Bischkek, die Hauptstadt Kirgistans, liegt fast 3.000 Kilometer von Moskau entfernt und soll an diesem Samstag Schauplatz sein für das erste Testspiel des international isolierten WM-Gastgebers von 2018 seit dem Angriff auf die Ukraine im vergangenen Februar. "Es ist wichtig zu zeigen, dass wir leben", sagte Nationaltrainer Waleri Karpin, dessen Nationalteam sich im Trainingszentrum von Nowogorsk auf die Reise in die ehemalige Sowjetrepublik vorbereitet.
Testspiele als Rückkehr durch die Hintertür
Von den Wettbewerben der Europäischen Fußball-Union UEFA und des Weltverbands FIFA sind russische Nationalteams ausgeschlossen. Die Nations League der Männer findet genauso ohne das russische Team statt wie die Auslosung der Qualifikation für die EM 2024 in Deutschland, die am 9. Oktober stattfinden wird. Das Frauen-Team wurde aus der laufenden Qualifikation zur WM 2023 in Neuseeland und Australien gestrichen. Der einst enorm einflussreiche russische Verband RFS versucht aber die Rückkehr auf die Fußballbühne durch die Hintertür. Bislang hatte in Jugendspielen Belarus mehrmals gegen russische Teams gespielt.
In der heimischen Premjer-Liga wird ohne jede Einschränkung gespielt. Kirgistan sowie WM-Teilnehmer Iran im November stehen als Testspielgegner fest, um eine kurz vor der WM in Katar angesetzte Partie gegen Bosnien-Herzegowina gibt es derzeit große Verwerfungen. Die Starspieler der nach St. Petersburg eingeladenen Gäste um den früheren Bundesliga-Profi Edin Dzeko haben ihre Weigerung angekündigt, in Bosnien werden innenpolitische Diskussionen geführt. Der ukrainische Fußball beobachtet die Entwicklung mit großer Sorge.
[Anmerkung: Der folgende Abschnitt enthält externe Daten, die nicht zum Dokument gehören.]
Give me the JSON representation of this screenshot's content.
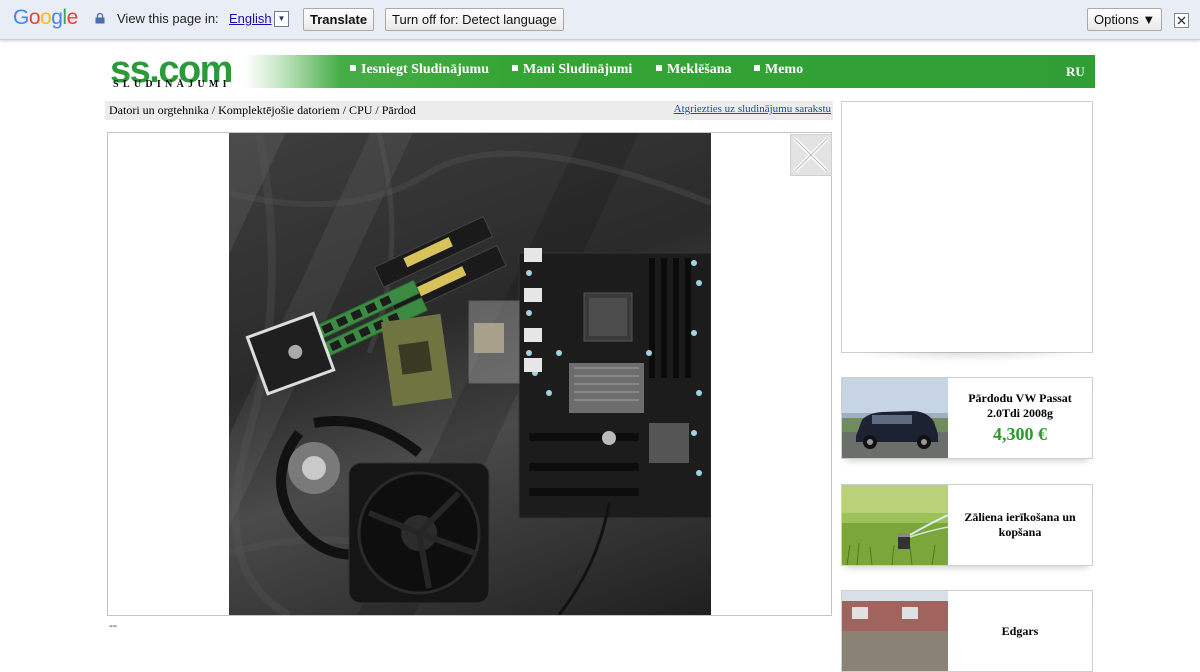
{
  "translate_bar": {
    "logo_letters": [
      "G",
      "o",
      "o",
      "g",
      "l",
      "e"
    ],
    "logo_colors": [
      "#4285f4",
      "#ea4335",
      "#fbbc05",
      "#4285f4",
      "#34a853",
      "#ea4335"
    ],
    "view_text": "View this page in:",
    "language": "English",
    "language_dropdown_glyph": "▼",
    "translate_label": "Translate",
    "turn_off_label": "Turn off for: Detect language",
    "options_label": "Options ▼"
  },
  "header": {
    "logo": "ss.com",
    "logo_sub": "SLUDINĀJUMI",
    "nav": [
      {
        "label": "Iesniegt Sludinājumu"
      },
      {
        "label": "Mani Sludinājumi"
      },
      {
        "label": "Meklēšana"
      },
      {
        "label": "Memo"
      }
    ],
    "lang_switch": "RU",
    "accent": "#2f9e35"
  },
  "breadcrumb": {
    "path": "Datori un orgtehnika / Komplektējošie datoriem / CPU / Pārdod",
    "back_link": "Atgriezties uz sludinājumu sarakstu"
  },
  "viewer": {
    "photo_subject": "motherboard-cpu-ram-cooler-photo",
    "pager_text": "--"
  },
  "sidebar": {
    "cards": [
      {
        "title": "Pārdodu VW Passat 2.0Tdi 2008g",
        "price": "4,300 €",
        "thumb": "car-photo"
      },
      {
        "title": "Zāliena ierīkošana un kopšana",
        "price": "",
        "thumb": "lawn-sprinkler-photo"
      },
      {
        "title": "Edgars",
        "price": "",
        "thumb": "house-photo"
      }
    ]
  }
}
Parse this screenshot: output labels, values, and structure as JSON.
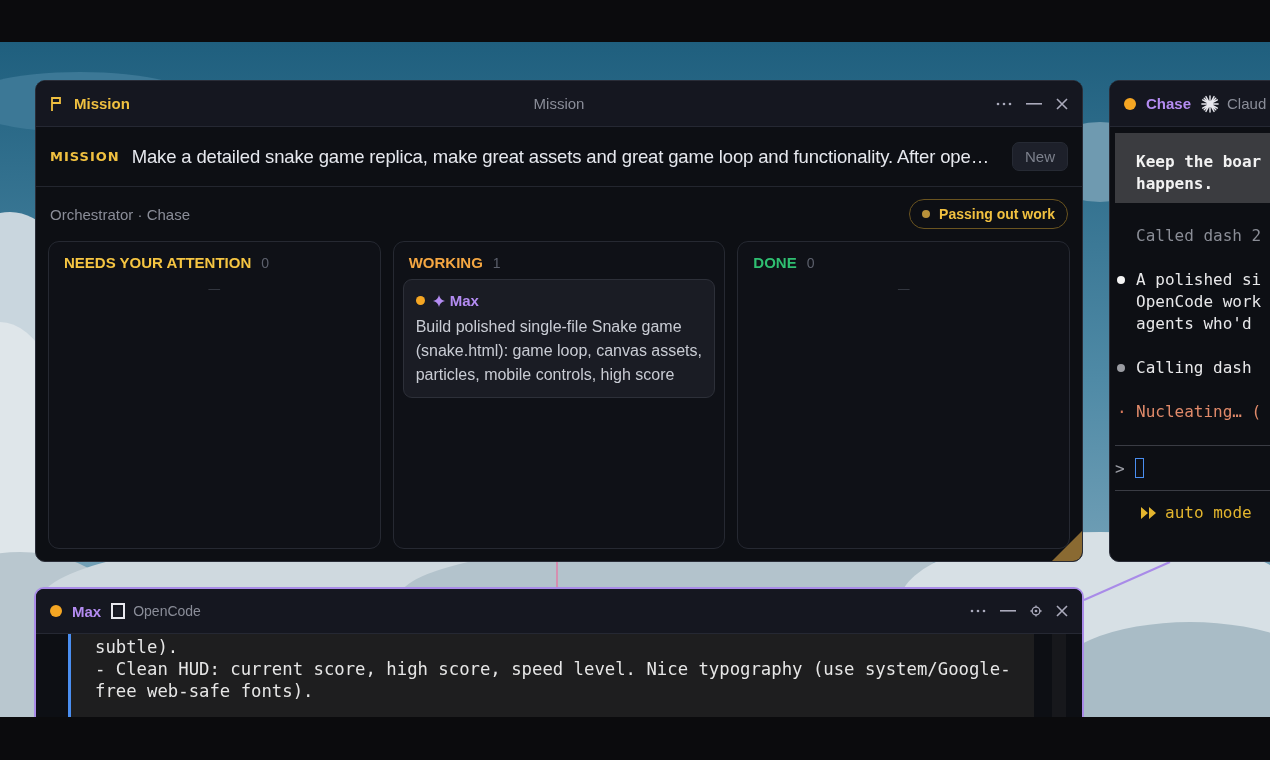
{
  "mission_window": {
    "title": "Mission",
    "center_title": "Mission",
    "mission_label": "MISSION",
    "mission_text": "Make a detailed snake game replica, make great assets and great game loop and functionality. After ope…",
    "new_button": "New",
    "orchestrator": "Orchestrator · Chase",
    "status": {
      "label": "Passing out work",
      "color": "#b8913a"
    },
    "columns": [
      {
        "title": "NEEDS YOUR ATTENTION",
        "count": "0",
        "color": "#f5c542",
        "empty_mark": "—"
      },
      {
        "title": "WORKING",
        "count": "1",
        "color": "#f5a742",
        "cards": [
          {
            "agent": "Max",
            "color": "#f5a623",
            "description": "Build polished single-file Snake game (snake.html): game loop, canvas assets, particles, mobile controls, high score"
          }
        ]
      },
      {
        "title": "DONE",
        "count": "0",
        "color": "#2fbf71",
        "empty_mark": "—"
      }
    ]
  },
  "chase_window": {
    "agent": "Chase",
    "color": "#f5a623",
    "tool": "Claud",
    "highlight_lines": [
      "Keep the boar",
      "happens."
    ],
    "entries": [
      {
        "kind": "muted",
        "lines": [
          "Called dash 2"
        ]
      },
      {
        "kind": "bullet-bright",
        "lines": [
          "A polished si",
          "OpenCode work",
          "agents who'd"
        ]
      },
      {
        "kind": "bullet-dim",
        "lines": [
          "Calling dash"
        ]
      },
      {
        "kind": "spinner",
        "marker": "·",
        "lines": [
          "Nucleating… ("
        ]
      }
    ],
    "prompt": ">",
    "mode": "auto mode"
  },
  "max_window": {
    "agent": "Max",
    "color": "#f5a623",
    "tool": "OpenCode",
    "focused": true,
    "lines": [
      "subtle).",
      "- Clean HUD: current score, high score, speed level. Nice typography (use system/Google-",
      "free web-safe fonts)."
    ]
  }
}
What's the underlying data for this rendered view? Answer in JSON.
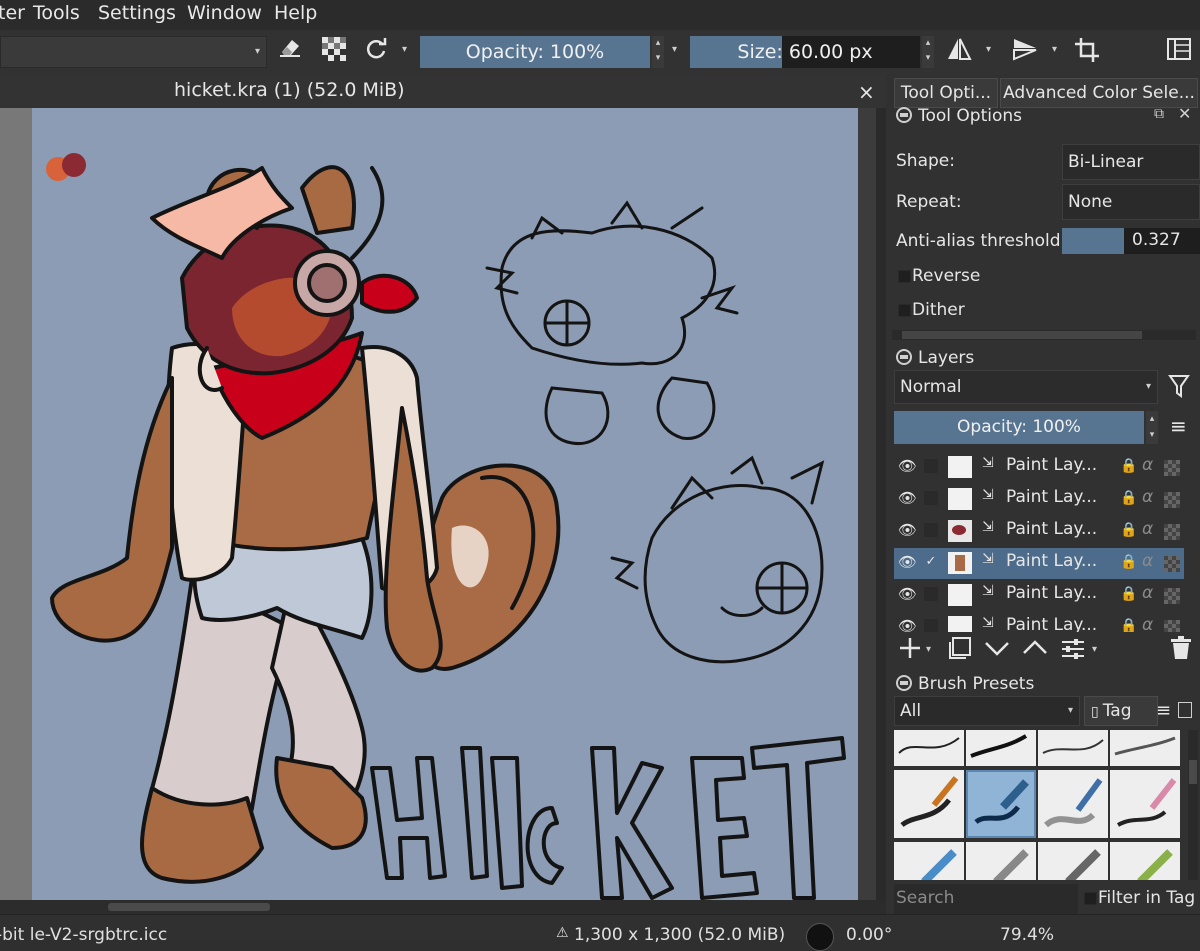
{
  "menubar": {
    "items": [
      "ter",
      "Tools",
      "Settings",
      "Window",
      "Help"
    ]
  },
  "toolbar": {
    "opacity_label": "Opacity: 100%",
    "size_label": "Size: 60.00 px",
    "opacity_value": 1.0
  },
  "document": {
    "tab_title": "hicket.kra (1) (52.0 MiB)",
    "close_glyph": "×"
  },
  "dock": {
    "tabs": [
      "Tool Opti...",
      "Advanced Color Sele..."
    ],
    "tool_options": {
      "title": "Tool Options",
      "shape_label": "Shape:",
      "shape_value": "Bi-Linear",
      "repeat_label": "Repeat:",
      "repeat_value": "None",
      "antialias_label": "Anti-alias threshold:",
      "antialias_value": "0.327",
      "reverse_label": "Reverse",
      "dither_label": "Dither"
    },
    "layers": {
      "title": "Layers",
      "blend_mode": "Normal",
      "opacity_label": "Opacity: 100%",
      "rows": [
        {
          "name": "Paint Lay...",
          "checked": "",
          "selected": false
        },
        {
          "name": "Paint Lay...",
          "checked": "",
          "selected": false
        },
        {
          "name": "Paint Lay...",
          "checked": "",
          "selected": false
        },
        {
          "name": "Paint Lay...",
          "checked": "✓",
          "selected": true
        },
        {
          "name": "Paint Lay...",
          "checked": "",
          "selected": false
        },
        {
          "name": "Paint Lay...",
          "checked": "",
          "selected": false
        }
      ]
    },
    "brush_presets": {
      "title": "Brush Presets",
      "filter_value": "All",
      "tag_label": "Tag",
      "search_placeholder": "Search",
      "filter_in_tag_label": "Filter in Tag"
    }
  },
  "statusbar": {
    "color_profile": "-bit   le-V2-srgbtrc.icc",
    "dimensions": "1,300 x 1,300 (52.0 MiB)",
    "rotation": "0.00°",
    "zoom": "79.4%"
  },
  "colors": {
    "accent": "#577591",
    "canvas_bg": "#8c9cb4",
    "selected_row": "#4d6c8c",
    "bandana_red": "#d4001a"
  },
  "artwork": {
    "lettering": "Hicket"
  }
}
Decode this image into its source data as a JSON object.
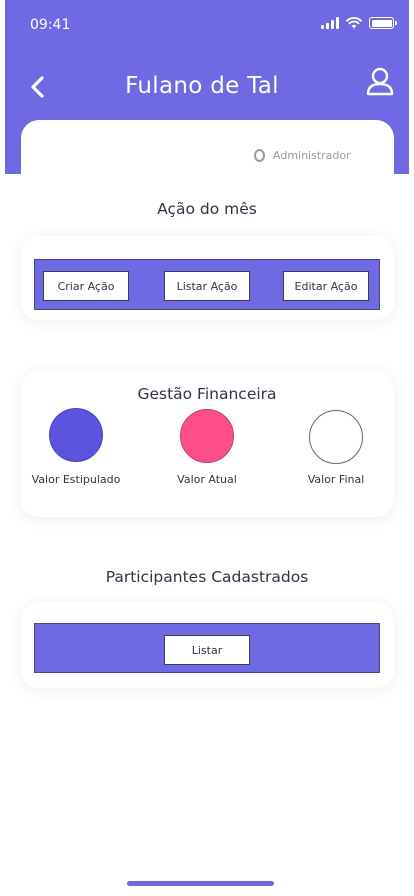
{
  "status_bar": {
    "time": "09:41"
  },
  "header": {
    "title": "Fulano de Tal"
  },
  "user": {
    "role": "Administrador"
  },
  "acao": {
    "title": "Ação do mês",
    "buttons": {
      "create": "Criar Ação",
      "list": "Listar Ação",
      "edit": "Editar Ação"
    }
  },
  "financeiro": {
    "title": "Gestão Financeira",
    "items": [
      {
        "label": "Valor Estipulado",
        "color": "#5b52dd"
      },
      {
        "label": "Valor Atual",
        "color": "#ff4d8a"
      },
      {
        "label": "Valor Final",
        "color": "#ffffff"
      }
    ]
  },
  "participantes": {
    "title": "Participantes Cadastrados",
    "list_label": "Listar"
  },
  "colors": {
    "primary": "#6f6ae3",
    "accent_pink": "#ff4d8a",
    "accent_purple": "#5b52dd"
  }
}
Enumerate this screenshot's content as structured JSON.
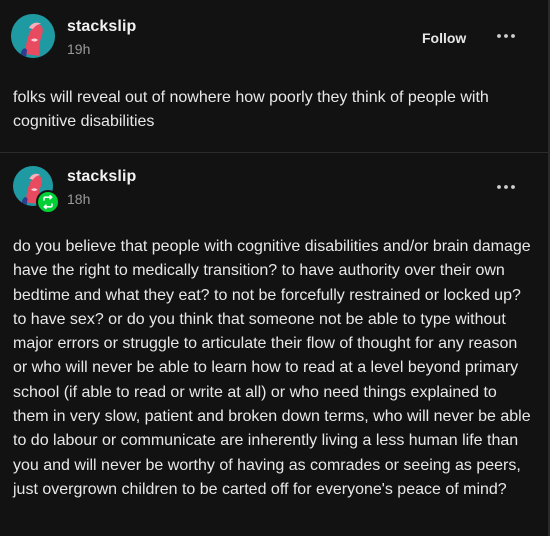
{
  "post": {
    "author": "stackslip",
    "time": "19h",
    "follow_label": "Follow",
    "more_icon": "more-horizontal-icon",
    "text": "folks will reveal out of nowhere how poorly they think of people with cognitive disabilities"
  },
  "reblog": {
    "author": "stackslip",
    "time": "18h",
    "badge_icon": "reblog-icon",
    "badge_color": "#00cf35",
    "more_icon": "more-horizontal-icon",
    "text": "do you believe that people with cognitive disabilities and/or brain damage have the right to medically transition? to have authority over their own bedtime and what they eat? to not be forcefully restrained or locked up? to have sex? or do you think that someone not be able to type without major errors or struggle to articulate their flow of thought for any reason or who will never be able to learn how to read at a level beyond primary school (if able to read or write at all) or who need things explained to them in very slow, patient and broken down terms, who will never be able to do labour or communicate are inherently living a less human life than you and will never be worthy of having as comrades or seeing as peers, just overgrown children to be carted off for everyone's peace of mind?"
  },
  "colors": {
    "background": "#121212",
    "text": "#e8e8e8",
    "muted": "#9a9a9a",
    "avatar_bg": "#1e8f9a"
  }
}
Ukraine fordert Boykott von Bosnien
"Dringend" forderten die großen Namen des ukrainischen Verbands um Andrij Schewtschenko und Oleh Blochin den bosnischen Trainerstab zum Boykott auf. "Wir kämpfen für die Zukunft der gesamten demokratischen, zivilisierten Welt, zu der auch Bosnien und Herzegowina gehört", steht in einem offenen Brief. Die Partie der Ukrainer in der WM-Qualifikation Mitte November 2021 in Zenica war die letzte vor der russischen Invasion.
In Russland ist die Empörung groß, dass überhaupt diskutiert wird. "Unter den aktuellen Bedingungen ist es schon ein Erfolg, gegen Kirgistan zu spielen", äußerte Karpin. Der Duma-Abgeordnete Dmitri Pirog von der Kremlpartei Geeintes Russland beklagte im Gespräch mit der Zeitung "Sport-Express" wieder "antirussische Gefühle". Soll der Verband doch Gegner aus Lateinamerika oder Afrika einladen. "Das Niveau solcher Mannschaften wie Chile, Kolumbien, Ecuador, Nigeria oder Kamerun steht Bosnien in nichts nach. Ich sehe keine Tragödie im Falle einer Absage des Spiels mit Bosnien."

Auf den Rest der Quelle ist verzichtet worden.